Chief Engineer of the car is Tim Goss, supported by Engineering Director Paddy Lowe and Executive Director of Engineering Neil Oatley. Heading up the Aerodynamic Development is Peter Prodromou, Chief Designer is Mike Coughlan and Head of Race Engineering is Steve Hallam. Together they make a formidable team, with as many years spent in research departments as at racetracks. In fact, between them they have been working at McLaren for 80 years. No wonder the MP4-20 was so successful.
"The programme for this year is being headed up by Tim Goss," explains Martin Whitmarsh, CEO Formula 1, Team McLaren Mercedes. "He is the person who has looked at the way in which the regulation changes for 2006 impact upon the programme. He has also assessed the performance and reliability of the MP4-20."
Goss works closely with Lowe and beneath them are four key departments. The aerodynamic team, headed by Prodromou, conducts much of the initial research in the wind tunnel. Meanwhile, vehicle design, under Coughlan's direction, is responsible for realising the car. They are joined by the simulation and race-engineering sections, which respectively test new ideas and consider their usability.
"These departments have different roles in determining the specification for the vehicle, and delivering against it," says Whitmarsh. "Within this engineering organisation, there are a range of research and development tasks and techniques which are used to develop approaches which will enhance the performance of the car.
"We are also supported by our Technology Partners and Official Suppliers, who with their own research and development programmes, help us to achieve our goals in complex and short time frames."
Research into a direction for the MP4-21 began in August 2004, when Mercedes-Benz High Performance Engines started to consider the new V8 power plant.
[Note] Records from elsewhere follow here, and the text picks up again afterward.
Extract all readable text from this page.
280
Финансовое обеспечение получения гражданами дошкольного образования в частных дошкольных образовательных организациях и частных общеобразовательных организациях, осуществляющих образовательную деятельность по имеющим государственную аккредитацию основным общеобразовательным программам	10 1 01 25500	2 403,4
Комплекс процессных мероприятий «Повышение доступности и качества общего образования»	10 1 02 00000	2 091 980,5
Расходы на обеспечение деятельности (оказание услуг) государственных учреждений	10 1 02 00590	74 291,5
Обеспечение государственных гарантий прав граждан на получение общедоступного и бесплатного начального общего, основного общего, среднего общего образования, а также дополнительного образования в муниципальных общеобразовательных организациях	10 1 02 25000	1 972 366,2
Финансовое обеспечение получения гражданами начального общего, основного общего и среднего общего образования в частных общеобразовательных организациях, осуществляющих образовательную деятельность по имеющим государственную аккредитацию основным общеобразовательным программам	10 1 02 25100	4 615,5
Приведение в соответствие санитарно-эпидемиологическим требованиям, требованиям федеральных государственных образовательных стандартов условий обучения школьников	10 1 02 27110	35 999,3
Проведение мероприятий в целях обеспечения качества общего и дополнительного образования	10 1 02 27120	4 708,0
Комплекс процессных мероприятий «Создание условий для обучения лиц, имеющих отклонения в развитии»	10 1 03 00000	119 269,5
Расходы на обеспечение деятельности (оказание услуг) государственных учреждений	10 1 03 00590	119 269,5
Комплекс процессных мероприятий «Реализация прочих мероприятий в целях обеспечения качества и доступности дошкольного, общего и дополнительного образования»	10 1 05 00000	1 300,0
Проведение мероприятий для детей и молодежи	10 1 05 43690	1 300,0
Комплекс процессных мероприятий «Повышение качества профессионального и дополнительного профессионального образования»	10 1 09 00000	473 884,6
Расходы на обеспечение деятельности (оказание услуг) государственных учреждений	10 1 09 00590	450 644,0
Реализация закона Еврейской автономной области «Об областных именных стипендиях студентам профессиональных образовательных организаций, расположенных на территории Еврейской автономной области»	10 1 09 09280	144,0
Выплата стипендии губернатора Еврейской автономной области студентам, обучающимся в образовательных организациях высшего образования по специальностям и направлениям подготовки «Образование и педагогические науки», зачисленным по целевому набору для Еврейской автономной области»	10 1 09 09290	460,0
In October of that year, McLaren Racing began research into revised engine system concepts.
In early 2005, the aerodynamic group began looking at improvements to the MP4-20, along with blue-sky ideas. The car was divided into fundamentals such as chassis and front and rear axles, and projects for the MP4-20 that had not been fully researched were considered. This development programme - covering everything from control systems to suspension arrangement - was carried out while the 2005 Formula 1 World Championship was just starting.
Each aerodynamic component conceived by Prodromou and his department was received by the aerodynamic design group and translated into a specification, destined either for Computational Fluid Dynamics (CFD) or wind tunnel testing. Once this research was complete it would be handed as a CAD model to the design group, who refined the model to prepare it for manufacture. At the same time, Goss was pulling together a specification for the MP4-21, with input from all the senior engineers. This input included ideas from Coughlan and his team of design heads, specialists in areas such as front and rear suspension and transmission.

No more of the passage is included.